Papandreu ha dado marcha atrás. Lo que no pudieron los gobernantes socios suyos en Europa, ni tampoco los demás organismos económicos internacionales, lo logró su ministro de Finanzas, Evángelos Venizelos, y una parte del grupo parlamentario del PASOK. Aquéllos le indicaron con dureza que congelaban el préstamo de 8.000 millones de euros, pero lo único que consiguieron de Papandreu fue que adelantase la fecha de la consulta. El primer ministro griego no es un político blando, como la mayoría de sus colegas de la UE. Es nieto e hijo de primeros ministros, sufrieron exilios, y su padre creó el PASOK, un “movimiento” con claras connotaciones nacionalistas –“panhelénicas”-, y que en su origen (año 1974) era partidario de que Grecia se saliese de la OTAN y de las instituciones europeas. De manera que los atildados y conservadores colegas no tuvieron otro remedio que manifestarle que respetaban la decisión griega de consultar a su pueblo. Pero su arriesgada decisión chocó con el pensamiento de su ministro de Finanzas, y de una parte de su grupo parlamentario.
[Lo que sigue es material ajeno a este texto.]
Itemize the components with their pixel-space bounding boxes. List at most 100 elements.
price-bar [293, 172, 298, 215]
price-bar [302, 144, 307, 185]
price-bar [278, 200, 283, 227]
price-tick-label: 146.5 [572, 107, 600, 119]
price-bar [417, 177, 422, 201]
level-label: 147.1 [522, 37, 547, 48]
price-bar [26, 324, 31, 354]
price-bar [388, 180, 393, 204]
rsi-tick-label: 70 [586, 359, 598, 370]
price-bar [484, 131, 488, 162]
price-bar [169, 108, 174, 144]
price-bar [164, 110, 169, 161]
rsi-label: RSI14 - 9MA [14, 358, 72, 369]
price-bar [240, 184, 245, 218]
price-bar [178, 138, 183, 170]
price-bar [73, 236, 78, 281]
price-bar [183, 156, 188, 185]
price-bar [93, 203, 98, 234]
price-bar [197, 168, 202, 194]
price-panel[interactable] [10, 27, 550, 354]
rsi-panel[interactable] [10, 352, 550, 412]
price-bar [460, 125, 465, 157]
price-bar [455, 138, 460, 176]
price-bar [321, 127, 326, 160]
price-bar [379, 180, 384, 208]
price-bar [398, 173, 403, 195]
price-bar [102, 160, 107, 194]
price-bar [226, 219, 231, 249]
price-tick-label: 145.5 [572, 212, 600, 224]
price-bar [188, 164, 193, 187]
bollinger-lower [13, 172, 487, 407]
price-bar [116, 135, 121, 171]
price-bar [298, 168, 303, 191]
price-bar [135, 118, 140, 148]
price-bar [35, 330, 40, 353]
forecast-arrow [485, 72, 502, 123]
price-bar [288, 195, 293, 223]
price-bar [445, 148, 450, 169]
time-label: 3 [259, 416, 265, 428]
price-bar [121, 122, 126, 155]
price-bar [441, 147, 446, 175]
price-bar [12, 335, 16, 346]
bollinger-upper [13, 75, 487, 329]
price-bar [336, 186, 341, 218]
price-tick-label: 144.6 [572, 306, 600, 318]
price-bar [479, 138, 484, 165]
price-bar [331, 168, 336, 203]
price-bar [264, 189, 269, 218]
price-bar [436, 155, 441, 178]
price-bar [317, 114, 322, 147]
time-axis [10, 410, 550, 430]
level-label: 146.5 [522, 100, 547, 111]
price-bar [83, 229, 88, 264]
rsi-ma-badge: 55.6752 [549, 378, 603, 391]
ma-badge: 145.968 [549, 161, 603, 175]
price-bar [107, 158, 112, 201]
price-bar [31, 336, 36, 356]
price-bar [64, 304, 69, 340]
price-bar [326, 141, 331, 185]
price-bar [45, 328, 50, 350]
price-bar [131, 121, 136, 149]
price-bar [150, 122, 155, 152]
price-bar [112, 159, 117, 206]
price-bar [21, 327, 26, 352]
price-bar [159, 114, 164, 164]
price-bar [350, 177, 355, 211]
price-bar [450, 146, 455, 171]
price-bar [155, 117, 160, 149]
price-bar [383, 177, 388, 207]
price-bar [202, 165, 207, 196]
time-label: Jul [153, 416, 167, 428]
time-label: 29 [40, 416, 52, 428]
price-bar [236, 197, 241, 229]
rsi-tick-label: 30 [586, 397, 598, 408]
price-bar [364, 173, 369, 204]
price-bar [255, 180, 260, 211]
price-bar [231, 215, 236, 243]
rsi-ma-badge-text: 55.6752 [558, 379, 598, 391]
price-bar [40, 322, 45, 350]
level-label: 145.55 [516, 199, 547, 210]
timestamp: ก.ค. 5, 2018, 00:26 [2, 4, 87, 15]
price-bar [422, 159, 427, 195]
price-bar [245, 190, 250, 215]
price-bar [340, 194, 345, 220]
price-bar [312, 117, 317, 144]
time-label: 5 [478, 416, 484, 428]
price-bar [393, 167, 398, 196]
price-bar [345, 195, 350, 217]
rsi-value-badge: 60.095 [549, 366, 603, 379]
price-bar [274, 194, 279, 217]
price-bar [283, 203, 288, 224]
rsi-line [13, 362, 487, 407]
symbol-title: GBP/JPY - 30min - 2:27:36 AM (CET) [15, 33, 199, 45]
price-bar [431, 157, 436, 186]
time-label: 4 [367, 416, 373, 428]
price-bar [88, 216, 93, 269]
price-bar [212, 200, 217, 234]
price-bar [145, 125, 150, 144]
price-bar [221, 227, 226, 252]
Papandreu cedió porque no le siguió todo su grupo parlamentario. Fue un triunfo de la democracia interna, del régimen parlamentario griego, en comparación con la torpeza de la burocracia ilustrada que dirige Europa. ¿Qué pasará con Papandreu después? Lo lógico sería que cediese el cargo. Sin embargo, tiene una gran capacidad política, y no sería extraño que lograse formar una coalición con algunos conservadores. Un pequeño partido de centroderecha puede estar interesado. Dejaría a “Nueva Democracia” desprestigiada ante los europeos. Tal vez entonces consiguiese lo que buscaba con su fallido referéndum: asumir el “rescate” europeo, y al mismo tiempo, doblegar la prepotencia de “los mercados”, y sus servidores, los políticos que no creen en la política.